Enter the Descending Triangle Pattern. The textbooks require certain guidelines be met to qualify as a true descending triangle:
Price is bounded by two trendlines, the bottom one horizontal and the top downward sloping. Check.
Price should touch each trendline a minimum of two times. Check.
Price crosses back and forth in the pattern, trendline to trendline nearly filling the available space. Not bad.
Breakout of the pattern generally happens at least 65% of the way to the triangle apex, the most powerful happening 80% of the way to the apex. Check. Strong.
I would say $GERN here meets the qualifications of a descending triangle. Due to this qualification, we now have an edge. At minimum, we know that price is set to break out one way or another. But we know that price tends to break out in the direction of price leading up to the pattern, also known as a continuation pattern. It helps to remember that charts are really nothing more than investor footprints, graphical displays of buyers and sellers and price changing hands at levels in which both buyer and seller believe they are correct.

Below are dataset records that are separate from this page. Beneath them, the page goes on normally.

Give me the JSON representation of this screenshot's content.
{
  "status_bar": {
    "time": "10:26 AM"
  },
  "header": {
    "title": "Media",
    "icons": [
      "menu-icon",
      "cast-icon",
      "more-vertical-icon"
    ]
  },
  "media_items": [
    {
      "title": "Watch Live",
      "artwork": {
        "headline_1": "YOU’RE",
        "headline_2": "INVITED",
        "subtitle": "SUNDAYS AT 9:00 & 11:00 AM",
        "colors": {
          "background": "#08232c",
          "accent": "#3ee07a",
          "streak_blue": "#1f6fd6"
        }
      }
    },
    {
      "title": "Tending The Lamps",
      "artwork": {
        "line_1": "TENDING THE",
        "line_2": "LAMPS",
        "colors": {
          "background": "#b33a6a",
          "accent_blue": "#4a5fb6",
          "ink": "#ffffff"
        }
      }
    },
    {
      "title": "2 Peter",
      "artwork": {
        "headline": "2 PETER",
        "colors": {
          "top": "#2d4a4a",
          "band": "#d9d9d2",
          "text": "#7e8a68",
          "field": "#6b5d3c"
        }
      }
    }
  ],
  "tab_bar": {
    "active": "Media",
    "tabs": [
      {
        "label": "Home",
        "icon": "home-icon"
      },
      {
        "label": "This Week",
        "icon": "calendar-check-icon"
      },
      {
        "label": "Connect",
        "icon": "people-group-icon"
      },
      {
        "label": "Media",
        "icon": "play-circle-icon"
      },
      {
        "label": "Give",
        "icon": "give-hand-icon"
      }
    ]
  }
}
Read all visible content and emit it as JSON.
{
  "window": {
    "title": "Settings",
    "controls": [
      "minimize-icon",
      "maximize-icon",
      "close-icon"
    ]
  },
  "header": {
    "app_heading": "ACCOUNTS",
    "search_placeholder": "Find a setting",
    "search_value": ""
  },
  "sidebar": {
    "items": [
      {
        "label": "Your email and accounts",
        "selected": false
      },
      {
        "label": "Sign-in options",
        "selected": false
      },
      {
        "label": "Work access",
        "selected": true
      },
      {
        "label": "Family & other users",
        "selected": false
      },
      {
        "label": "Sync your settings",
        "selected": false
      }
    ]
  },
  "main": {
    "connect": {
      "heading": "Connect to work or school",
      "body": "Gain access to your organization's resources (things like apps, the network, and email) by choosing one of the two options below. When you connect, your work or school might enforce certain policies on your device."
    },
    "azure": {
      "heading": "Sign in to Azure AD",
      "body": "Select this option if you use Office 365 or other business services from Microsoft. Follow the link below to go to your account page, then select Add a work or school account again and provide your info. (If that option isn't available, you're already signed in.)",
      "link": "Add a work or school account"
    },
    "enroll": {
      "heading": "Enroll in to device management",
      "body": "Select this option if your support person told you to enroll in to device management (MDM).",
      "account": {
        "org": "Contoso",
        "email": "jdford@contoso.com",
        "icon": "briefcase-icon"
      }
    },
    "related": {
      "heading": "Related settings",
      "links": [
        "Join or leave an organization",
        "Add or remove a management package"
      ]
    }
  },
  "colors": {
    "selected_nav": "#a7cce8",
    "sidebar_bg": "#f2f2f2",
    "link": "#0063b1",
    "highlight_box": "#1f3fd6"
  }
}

In this case we can see the breakout clearly:
Since we had a textbook pattern followed by a textbook breakout, we can use that information to garner a price target as well as what to expect post breakout.
Having traded this same setup hundreds of times, I know that there will likely be another chance if I missed getting in before the breakout. This second opportunity comes in the form of what the textbooks call a “Throwback.” In short, within 30 days of a breakout price returns to “the scene of the crime” if you will, to the price level where the breakout occurred. Traders that were in for the quick trade are taking profits, sending price back to the breakout level. If you missed it originally, now you have a second chance and a frame of reference for a support level.
As I write this, I am in the green with profits from buying prebreakout. I am currently giving back some of those unrealized gains, but am I nervous about that? Nope. It is part of the trade plan. On the roadmap for this trade, we are in the midst of the Throwback, enjoying the scenery at current price levels before continuing on higher.